Wideman is a wonderful writer. When he describes a player's drive to the basket, gliding into the air, checking out all around him, you can picture the action and feel the the excitement. When he describes the social protocols for the pick-up game he nails it When he describes the early days of the National Basketball Association, including the unique challenges for Black players, you can see it and feel it.
Unfortunately Hoop Roots contains far too few accounts like these. This book is about John Wideman growing up in a Black neighborhood in Pittsburgh, about his relationship to his family and in particular his grandmother, about Black athletes and Black men in America. Basketball, which has played such a key role in Wideman's life, is sprinkled throughout, often in bits and pieces that left me wanting much more.

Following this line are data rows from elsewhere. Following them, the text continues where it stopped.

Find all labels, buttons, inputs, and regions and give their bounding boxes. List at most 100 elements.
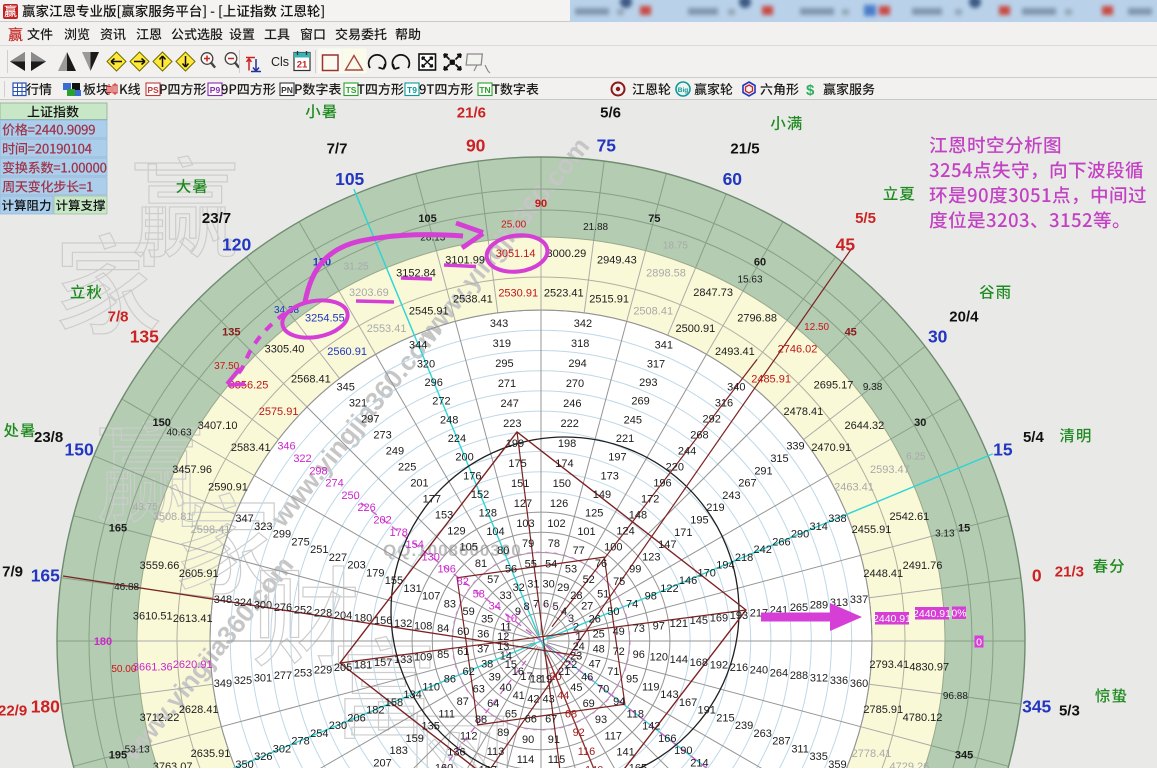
svg-text:198: 198	[558, 438, 576, 450]
svg-text:40: 40	[499, 682, 511, 694]
svg-text:2575.91: 2575.91	[259, 406, 299, 418]
svg-text:228: 228	[314, 607, 332, 619]
svg-text:28: 28	[570, 590, 582, 602]
svg-text:157: 157	[374, 657, 392, 669]
svg-text:300: 300	[254, 599, 272, 611]
svg-text:347: 347	[235, 513, 253, 525]
svg-text:143: 143	[660, 689, 678, 701]
svg-text:135: 135	[422, 721, 440, 733]
svg-text:75: 75	[597, 135, 617, 155]
svg-text:65: 65	[505, 708, 517, 720]
svg-text:122: 122	[660, 583, 678, 595]
svg-text:183: 183	[390, 745, 408, 757]
svg-text:158: 158	[385, 697, 403, 709]
svg-text:0%: 0%	[951, 608, 966, 620]
svg-text:254: 254	[310, 728, 328, 740]
svg-text:273: 273	[373, 430, 391, 442]
svg-text:114: 114	[517, 754, 535, 766]
svg-text:318: 318	[571, 338, 589, 350]
svg-text:190: 190	[674, 745, 692, 757]
svg-text:2542.61: 2542.61	[890, 511, 930, 523]
svg-text:7/9: 7/9	[2, 563, 23, 580]
svg-text:29: 29	[557, 582, 569, 594]
svg-text:288: 288	[790, 670, 808, 682]
svg-text:2448.41: 2448.41	[863, 568, 903, 580]
svg-text:68: 68	[565, 708, 577, 720]
svg-text:155: 155	[385, 575, 403, 587]
svg-text:110: 110	[422, 682, 440, 694]
svg-text:244: 244	[678, 446, 696, 458]
svg-text:149: 149	[593, 489, 611, 501]
svg-text:2560.91: 2560.91	[327, 346, 367, 358]
svg-text:3000.29: 3000.29	[547, 248, 587, 260]
svg-text:88: 88	[475, 714, 487, 726]
svg-text:245: 245	[624, 414, 642, 426]
svg-text:30: 30	[914, 417, 926, 429]
svg-text:276: 276	[274, 602, 292, 614]
svg-text:33: 33	[499, 590, 511, 602]
svg-text:105: 105	[418, 213, 436, 225]
svg-text:243: 243	[722, 490, 740, 502]
svg-text:193: 193	[730, 610, 748, 622]
svg-text:2949.43: 2949.43	[597, 255, 637, 267]
svg-text:61: 61	[457, 646, 469, 658]
svg-text:45: 45	[570, 682, 582, 694]
svg-text:59: 59	[462, 606, 474, 618]
svg-text:7: 7	[533, 598, 539, 610]
svg-text:46: 46	[581, 671, 593, 683]
svg-text:$: $	[806, 82, 815, 99]
svg-text:96.88: 96.88	[943, 691, 968, 702]
svg-text:2470.91: 2470.91	[811, 442, 851, 454]
svg-text:119: 119	[642, 682, 660, 694]
svg-text:2635.91: 2635.91	[191, 748, 231, 760]
svg-text:45: 45	[836, 234, 856, 254]
svg-text:47: 47	[589, 658, 601, 670]
svg-text:Big: Big	[678, 87, 689, 94]
svg-text:53.13: 53.13	[125, 745, 150, 756]
svg-text:170: 170	[698, 567, 716, 579]
svg-text:127: 127	[514, 498, 532, 510]
svg-text:272: 272	[432, 396, 450, 408]
svg-text:3.13: 3.13	[935, 528, 955, 539]
svg-text:2500.91: 2500.91	[676, 323, 716, 335]
svg-text:322: 322	[293, 453, 311, 465]
svg-text:116: 116	[578, 746, 596, 758]
svg-text:317: 317	[647, 358, 665, 370]
svg-text:326: 326	[254, 751, 272, 763]
svg-text:219: 219	[706, 502, 724, 514]
svg-text:343: 343	[490, 318, 508, 330]
svg-text:337: 337	[850, 594, 868, 606]
svg-text:320: 320	[417, 358, 435, 370]
svg-text:2508.41: 2508.41	[633, 306, 673, 318]
svg-text:22/9: 22/9	[0, 703, 27, 720]
svg-text:339: 339	[786, 441, 804, 453]
svg-text:3203.69: 3203.69	[349, 287, 389, 299]
svg-text:2455.91: 2455.91	[852, 524, 892, 536]
svg-text:4780.12: 4780.12	[903, 712, 943, 724]
svg-text:196: 196	[653, 478, 671, 490]
svg-text:169: 169	[710, 613, 728, 625]
svg-text:180: 180	[31, 696, 60, 716]
svg-text:6.25: 6.25	[906, 452, 926, 463]
svg-text:294: 294	[568, 358, 586, 370]
svg-text:142: 142	[642, 721, 660, 733]
svg-text:290: 290	[791, 529, 809, 541]
svg-text:89: 89	[497, 727, 509, 739]
svg-text:5: 5	[552, 601, 558, 613]
svg-text:75: 75	[648, 213, 660, 225]
svg-text:316: 316	[715, 398, 733, 410]
svg-text:42: 42	[527, 694, 539, 706]
svg-text:145: 145	[690, 615, 708, 627]
svg-text:345: 345	[1022, 696, 1051, 716]
svg-text:2778.41: 2778.41	[852, 748, 892, 760]
svg-text:180: 180	[354, 613, 372, 625]
svg-text:135: 135	[130, 327, 159, 347]
svg-text:248: 248	[440, 414, 458, 426]
svg-text:5/3: 5/3	[1059, 703, 1080, 720]
svg-text:179: 179	[366, 567, 384, 579]
svg-text:302: 302	[273, 743, 291, 755]
svg-text:293: 293	[639, 377, 657, 389]
svg-text:5/5: 5/5	[855, 210, 876, 227]
svg-text:71: 71	[607, 666, 619, 678]
svg-text:165: 165	[31, 566, 60, 586]
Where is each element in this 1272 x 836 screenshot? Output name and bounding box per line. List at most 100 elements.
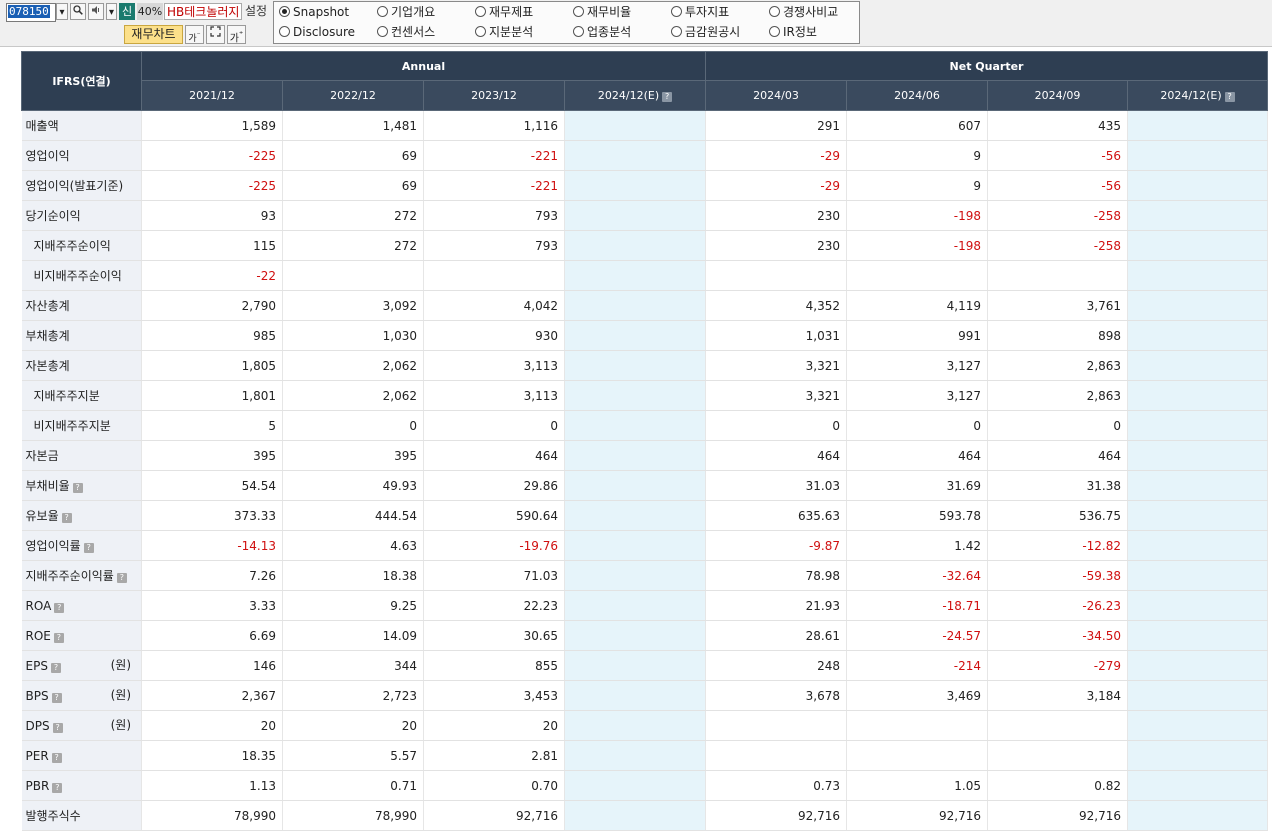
new-listing-button[interactable]: 신 [119,3,135,20]
radio-icon[interactable] [475,26,486,37]
menu-option-label: 투자지표 [685,5,730,19]
table-row: 당기순이익 93 272 793 230 -198 -258 [21,200,1269,231]
table-cell [1127,560,1269,591]
row-label: EPS? (원) [21,650,142,681]
table-cell: 3,321 [705,380,848,411]
help-icon[interactable]: ? [116,573,127,583]
table-cell [705,260,848,291]
table-cell: 18.35 [141,740,283,771]
menu-option-label: 업종분석 [587,25,632,39]
help-icon[interactable]: ? [51,692,62,703]
search-icon[interactable] [70,3,86,20]
financial-chart-button[interactable]: 재무차트 [124,25,183,44]
toolbar: 078150 ▾ ▾ 신 40% HB테크놀러지 설정 재무차트 가⁻ 가⁺ S… [0,0,1272,47]
help-icon[interactable]: ? [51,752,62,763]
help-icon[interactable]: ? [662,92,673,102]
code-dropdown-button[interactable]: ▾ [56,3,68,20]
font-increase-button[interactable]: 가⁺ [227,25,246,44]
table-cell: 395 [282,440,424,471]
menu-option-9[interactable]: 지분분석 [475,24,533,40]
help-icon[interactable]: ? [52,782,63,793]
settings-link[interactable]: 설정 [245,3,267,20]
menu-option-8[interactable]: 컨센서스 [377,24,435,40]
table-row: 자본총계 1,805 2,062 3,113 3,321 3,127 2,863 [21,350,1269,381]
menu-option-3[interactable]: 재무제표 [475,4,533,20]
menu-option-label: Disclosure [293,25,356,39]
radio-icon[interactable] [475,6,486,17]
radio-icon[interactable] [573,6,584,17]
menu-option-5[interactable]: 투자지표 [671,4,729,20]
menu-option-10[interactable]: 업종분석 [573,24,631,40]
table-cell [1127,680,1269,711]
table-cell [564,560,707,591]
help-icon[interactable]: ? [83,543,94,553]
table-cell: -19.76 [423,530,565,561]
radio-icon[interactable] [279,6,290,17]
radio-icon[interactable] [377,6,388,17]
speaker-icon[interactable] [88,3,104,20]
row-label: 발행주식수 [21,800,142,831]
row-label: 지배주주순이익률? [21,560,142,591]
help-icon[interactable]: ? [54,602,65,613]
table-row: EPS? (원) 146 344 855 248 -214 -279 [21,650,1269,681]
help-icon[interactable]: ? [50,662,61,673]
help-icon[interactable]: ? [61,513,72,523]
row-label: 유보율? [21,500,142,531]
menu-option-12[interactable]: IR정보 [769,24,817,40]
help-icon[interactable]: ? [72,483,83,493]
table-row: 유보율? 373.33 444.54 590.64 635.63 593.78 536.75 [21,500,1269,531]
row-label: 자본총계 [21,350,142,381]
table-cell [564,470,707,501]
menu-option-4[interactable]: 재무비율 [573,4,631,20]
menu-option-1[interactable]: Snapshot [279,4,349,20]
table-cell: -221 [423,140,565,171]
menu-option-label: 컨센서스 [391,25,436,39]
table-cell: 31.69 [846,470,989,501]
help-icon[interactable]: ? [1224,92,1235,102]
column-header: 2021/12 [141,80,283,111]
font-decrease-button[interactable]: 가⁻ [185,25,204,44]
table-cell: 2,863 [987,380,1129,411]
table-cell: 20 [282,710,424,741]
radio-icon[interactable] [769,6,780,17]
table-cell [705,740,848,771]
table-cell: 991 [846,320,989,351]
radio-icon[interactable] [671,26,682,37]
menu-option-2[interactable]: 기업개요 [377,4,435,20]
row-label: 지배주주지분 [21,380,142,411]
menu-option-6[interactable]: 경쟁사비교 [769,4,838,20]
menu-option-7[interactable]: Disclosure [279,24,355,40]
table-cell: 0.70 [423,770,565,801]
help-icon[interactable]: ? [53,632,64,643]
stock-code-input[interactable]: 078150 [6,3,56,22]
table-cell: 272 [282,230,424,261]
financial-table: IFRS(연결) Annual Net Quarter 2021/12 2022/… [21,51,1269,831]
table-cell: 793 [423,230,565,261]
table-cell [1127,650,1269,681]
menu-option-label: 금감원공시 [685,25,741,39]
radio-icon[interactable] [671,6,682,17]
table-cell: 590.64 [423,500,565,531]
radio-icon[interactable] [377,26,388,37]
table-cell: 444.54 [282,500,424,531]
radio-icon[interactable] [279,26,290,37]
table-cell [1127,500,1269,531]
menu-option-label: 재무비율 [587,5,632,19]
table-cell: -32.64 [846,560,989,591]
radio-icon[interactable] [769,26,780,37]
table-cell [564,260,707,291]
table-cell: 3,113 [423,380,565,411]
table-cell: -221 [423,170,565,201]
help-icon[interactable]: ? [52,722,63,733]
radio-icon[interactable] [573,26,584,37]
table-cell: 49.93 [282,470,424,501]
table-cell: 21.93 [705,590,848,621]
fullscreen-icon[interactable] [206,25,225,44]
speaker-dropdown-button[interactable]: ▾ [106,3,117,20]
table-cell: 985 [141,320,283,351]
menu-option-11[interactable]: 금감원공시 [671,24,740,40]
table-cell [564,380,707,411]
table-cell [564,200,707,231]
table-cell: 115 [141,230,283,261]
table-cell: 69 [282,140,424,171]
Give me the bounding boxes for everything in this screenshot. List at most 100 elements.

Wideman was a star high school and college basketball player. He came the same neighborhood as NBA great Maurice Stokes and other noted stars. He played highly competitive playground basketball until he was 59, long after he had become an award-winning writer. I had so many questions for him. What was it like playing organized high school and college ball compared to the playgrounds? What were his own experiences as a playground player? What were some of his most memorable experiences in the playground game? How did he ever play until he was 59?!
Instead Wideman gives us long passages on the different routes he took to get to the playground as a youth, oversized shorts versus short shorts, and a fable about the Globe Trotters first road trip. It's all brilliantly written. It's just not about basketball.